Landlords should always take the time and trouble to inspect their properties on a regular basis and not just for the obvious reasons of checking for any damage but also on confirming who is living there.
The issue of tenants sub-letting rooms, or indeed the entire property, is now a serious issue with some tenants struggling to pay their rent and opting to rent out rooms without telling their landlord.
Indeed, to highlight the problem the landlord insurance firm Direct Line calculated around 3.3 million people are currently ghost tenants, or ‘unofficial renters’. Landlords face growing issues with subletting.
The Direct Line findings are backed by the Association of Independent Inventory Clerks (AIIC) who have revealed that they checked a three bed flat during a tenancy and found there were 30 people sleeping there in shifts – rather than the single couple who were registered as the actual tenants.
And that’s not all, a report by Hounslow Council in West London published recently highlighted that they had found nearly 1,000 immigrants sharing rooms in buy-to-let homes in just one street in their area.
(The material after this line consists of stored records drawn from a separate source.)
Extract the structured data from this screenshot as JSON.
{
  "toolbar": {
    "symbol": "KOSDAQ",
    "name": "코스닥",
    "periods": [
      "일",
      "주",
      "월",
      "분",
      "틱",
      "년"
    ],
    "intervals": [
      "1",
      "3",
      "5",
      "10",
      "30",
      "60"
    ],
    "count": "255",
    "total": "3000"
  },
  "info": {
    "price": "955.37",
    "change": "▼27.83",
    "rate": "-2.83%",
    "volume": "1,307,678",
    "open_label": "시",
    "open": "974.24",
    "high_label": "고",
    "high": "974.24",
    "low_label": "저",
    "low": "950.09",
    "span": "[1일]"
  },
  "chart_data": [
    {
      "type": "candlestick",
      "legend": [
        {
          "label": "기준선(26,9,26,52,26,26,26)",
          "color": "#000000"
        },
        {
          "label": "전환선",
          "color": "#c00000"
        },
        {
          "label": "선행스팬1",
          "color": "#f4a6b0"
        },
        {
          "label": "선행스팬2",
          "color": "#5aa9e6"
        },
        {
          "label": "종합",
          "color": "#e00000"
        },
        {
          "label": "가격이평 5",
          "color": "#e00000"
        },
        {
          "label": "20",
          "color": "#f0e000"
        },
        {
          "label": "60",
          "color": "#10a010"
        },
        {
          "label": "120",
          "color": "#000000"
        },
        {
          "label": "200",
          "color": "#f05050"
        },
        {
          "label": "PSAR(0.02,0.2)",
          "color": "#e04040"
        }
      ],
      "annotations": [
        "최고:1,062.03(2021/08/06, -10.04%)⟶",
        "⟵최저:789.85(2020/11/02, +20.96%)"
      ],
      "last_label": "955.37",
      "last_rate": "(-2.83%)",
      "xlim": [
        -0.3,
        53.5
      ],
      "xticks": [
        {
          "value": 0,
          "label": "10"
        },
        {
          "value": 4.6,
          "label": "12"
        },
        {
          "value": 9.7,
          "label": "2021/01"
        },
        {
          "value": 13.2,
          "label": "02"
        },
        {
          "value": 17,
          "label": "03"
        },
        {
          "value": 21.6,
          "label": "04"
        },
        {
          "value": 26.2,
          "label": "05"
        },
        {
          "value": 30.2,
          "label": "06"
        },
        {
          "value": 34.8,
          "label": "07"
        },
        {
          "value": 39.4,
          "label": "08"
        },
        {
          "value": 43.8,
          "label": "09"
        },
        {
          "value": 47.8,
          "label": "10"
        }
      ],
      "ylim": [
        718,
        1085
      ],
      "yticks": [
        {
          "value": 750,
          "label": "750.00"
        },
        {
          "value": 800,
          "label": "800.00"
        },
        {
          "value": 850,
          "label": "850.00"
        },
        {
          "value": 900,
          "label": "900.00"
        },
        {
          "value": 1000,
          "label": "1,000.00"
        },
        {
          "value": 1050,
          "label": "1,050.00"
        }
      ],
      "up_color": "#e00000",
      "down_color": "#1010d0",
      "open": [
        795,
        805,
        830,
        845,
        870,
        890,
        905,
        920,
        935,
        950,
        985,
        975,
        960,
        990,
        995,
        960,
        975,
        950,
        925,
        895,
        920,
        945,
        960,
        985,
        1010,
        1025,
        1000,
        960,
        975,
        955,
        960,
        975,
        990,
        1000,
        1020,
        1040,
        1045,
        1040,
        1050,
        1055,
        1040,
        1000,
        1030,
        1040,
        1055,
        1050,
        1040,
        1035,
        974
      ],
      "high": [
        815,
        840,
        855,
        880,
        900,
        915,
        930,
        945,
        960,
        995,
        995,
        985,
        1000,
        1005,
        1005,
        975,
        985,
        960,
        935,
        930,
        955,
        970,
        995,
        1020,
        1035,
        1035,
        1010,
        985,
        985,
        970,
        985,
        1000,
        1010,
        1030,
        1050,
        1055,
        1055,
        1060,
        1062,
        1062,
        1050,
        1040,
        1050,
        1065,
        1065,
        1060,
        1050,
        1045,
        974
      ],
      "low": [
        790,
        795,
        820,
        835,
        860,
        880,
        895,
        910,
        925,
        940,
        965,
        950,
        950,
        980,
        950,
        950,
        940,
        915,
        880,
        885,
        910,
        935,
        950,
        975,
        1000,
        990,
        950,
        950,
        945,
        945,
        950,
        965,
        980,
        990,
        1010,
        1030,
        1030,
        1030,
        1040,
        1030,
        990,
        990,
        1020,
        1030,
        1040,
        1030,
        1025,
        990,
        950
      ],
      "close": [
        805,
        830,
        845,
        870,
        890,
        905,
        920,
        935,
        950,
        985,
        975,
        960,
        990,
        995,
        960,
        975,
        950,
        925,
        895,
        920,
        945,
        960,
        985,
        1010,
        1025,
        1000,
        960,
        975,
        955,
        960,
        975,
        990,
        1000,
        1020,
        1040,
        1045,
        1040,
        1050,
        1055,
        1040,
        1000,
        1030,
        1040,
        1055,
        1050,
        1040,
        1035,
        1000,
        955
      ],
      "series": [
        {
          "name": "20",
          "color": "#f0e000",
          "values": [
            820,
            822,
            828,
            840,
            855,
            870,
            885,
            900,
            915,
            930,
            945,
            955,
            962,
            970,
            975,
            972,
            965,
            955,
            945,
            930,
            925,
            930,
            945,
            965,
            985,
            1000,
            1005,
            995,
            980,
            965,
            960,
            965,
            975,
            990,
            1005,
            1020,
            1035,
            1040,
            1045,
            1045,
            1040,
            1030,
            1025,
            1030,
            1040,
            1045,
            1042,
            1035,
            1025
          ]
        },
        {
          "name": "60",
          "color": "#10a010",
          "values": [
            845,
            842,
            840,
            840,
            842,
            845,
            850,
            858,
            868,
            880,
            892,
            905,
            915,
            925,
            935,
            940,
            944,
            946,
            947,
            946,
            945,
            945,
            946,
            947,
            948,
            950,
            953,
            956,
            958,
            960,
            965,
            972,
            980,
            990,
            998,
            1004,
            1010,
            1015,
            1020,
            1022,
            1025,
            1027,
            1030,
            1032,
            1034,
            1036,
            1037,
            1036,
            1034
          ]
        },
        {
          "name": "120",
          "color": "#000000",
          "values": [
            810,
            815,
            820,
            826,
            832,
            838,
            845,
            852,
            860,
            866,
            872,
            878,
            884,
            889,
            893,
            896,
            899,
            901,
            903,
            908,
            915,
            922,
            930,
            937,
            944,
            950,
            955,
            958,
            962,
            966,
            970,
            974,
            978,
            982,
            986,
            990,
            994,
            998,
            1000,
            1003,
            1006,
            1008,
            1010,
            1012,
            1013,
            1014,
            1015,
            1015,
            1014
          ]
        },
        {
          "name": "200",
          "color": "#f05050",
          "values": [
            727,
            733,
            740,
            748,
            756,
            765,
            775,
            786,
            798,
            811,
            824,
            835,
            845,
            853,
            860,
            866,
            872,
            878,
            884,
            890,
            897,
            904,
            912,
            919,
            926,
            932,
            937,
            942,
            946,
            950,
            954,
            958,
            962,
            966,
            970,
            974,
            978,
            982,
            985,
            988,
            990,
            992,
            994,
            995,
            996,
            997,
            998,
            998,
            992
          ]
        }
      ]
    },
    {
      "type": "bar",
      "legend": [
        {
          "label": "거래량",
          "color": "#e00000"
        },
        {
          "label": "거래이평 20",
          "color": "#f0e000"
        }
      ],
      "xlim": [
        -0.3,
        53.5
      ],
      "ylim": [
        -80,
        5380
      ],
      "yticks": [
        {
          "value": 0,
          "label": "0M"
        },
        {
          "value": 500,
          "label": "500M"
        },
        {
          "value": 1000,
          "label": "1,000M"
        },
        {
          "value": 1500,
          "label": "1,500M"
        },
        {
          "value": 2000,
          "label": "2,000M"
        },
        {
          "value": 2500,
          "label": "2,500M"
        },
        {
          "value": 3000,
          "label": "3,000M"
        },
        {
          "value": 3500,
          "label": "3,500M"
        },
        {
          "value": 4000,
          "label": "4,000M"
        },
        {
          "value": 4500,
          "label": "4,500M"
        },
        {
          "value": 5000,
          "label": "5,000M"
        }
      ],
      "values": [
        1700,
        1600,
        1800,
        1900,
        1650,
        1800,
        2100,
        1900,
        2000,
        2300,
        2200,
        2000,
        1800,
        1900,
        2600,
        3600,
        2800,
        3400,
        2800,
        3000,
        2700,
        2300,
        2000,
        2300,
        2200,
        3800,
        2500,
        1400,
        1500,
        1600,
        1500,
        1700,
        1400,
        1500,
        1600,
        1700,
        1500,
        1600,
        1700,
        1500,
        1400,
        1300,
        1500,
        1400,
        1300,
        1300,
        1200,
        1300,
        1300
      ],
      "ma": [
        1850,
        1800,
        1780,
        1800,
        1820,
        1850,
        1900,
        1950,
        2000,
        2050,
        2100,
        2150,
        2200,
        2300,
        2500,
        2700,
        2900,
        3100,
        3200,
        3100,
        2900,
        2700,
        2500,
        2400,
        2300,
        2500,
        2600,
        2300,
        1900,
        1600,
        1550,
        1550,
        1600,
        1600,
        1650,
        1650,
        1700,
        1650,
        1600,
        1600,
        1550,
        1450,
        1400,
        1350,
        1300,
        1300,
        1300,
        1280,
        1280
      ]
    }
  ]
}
With so many people living in a small space, landlords can expect wearing tear in serious damage to the property to increase.
In the example given by the AIIC of 30 people sharing one property, they found that most of the doors and carpets were ruined, most of the landlord’s furniture was missing and tenants had used curtain poles for drying wet clothes from. The landlord in that case had a bill for more than £10,000 to repair the damage.
Landlords can save money by checking their properties. By regularly checking a property, a landlord will avoid this situation from arising and from getting out of control. The most common damage being recorded in properties with ghost tenants include extensive cigarette and iron burns on carpets, damaged baths and window sills and frames. Wooden floors particularly see extensive damage from stiletto heel imprints and from heat damage.
Should a landlord find that a property has been sublet then they should change the locks as soon as possible to prevent people from moving back in and from causing damage after leaving.
Pat Barber, the AIIC’s chairman, said the issue of ghost tenants was not restricted to landlords with properties in big cities and there were increasing incidence of homes in small towns and suburbs being sublet illegally. She explained:
“There are migration pressures in London which is creating an unprecedented demand for housing but there are unscrupulous landlords cashing in by converting garages and outbuildings and then offering them to vulnerable tenants.”
To underline that the problem of ‘beds in sheds’ is huge, the investigators from Hounslow Council used a plane to detect what they expected to be 75 suspicious buildings being home to illegal immigrants. Instead, their investigation revealed that there were actually 319 buildings being used.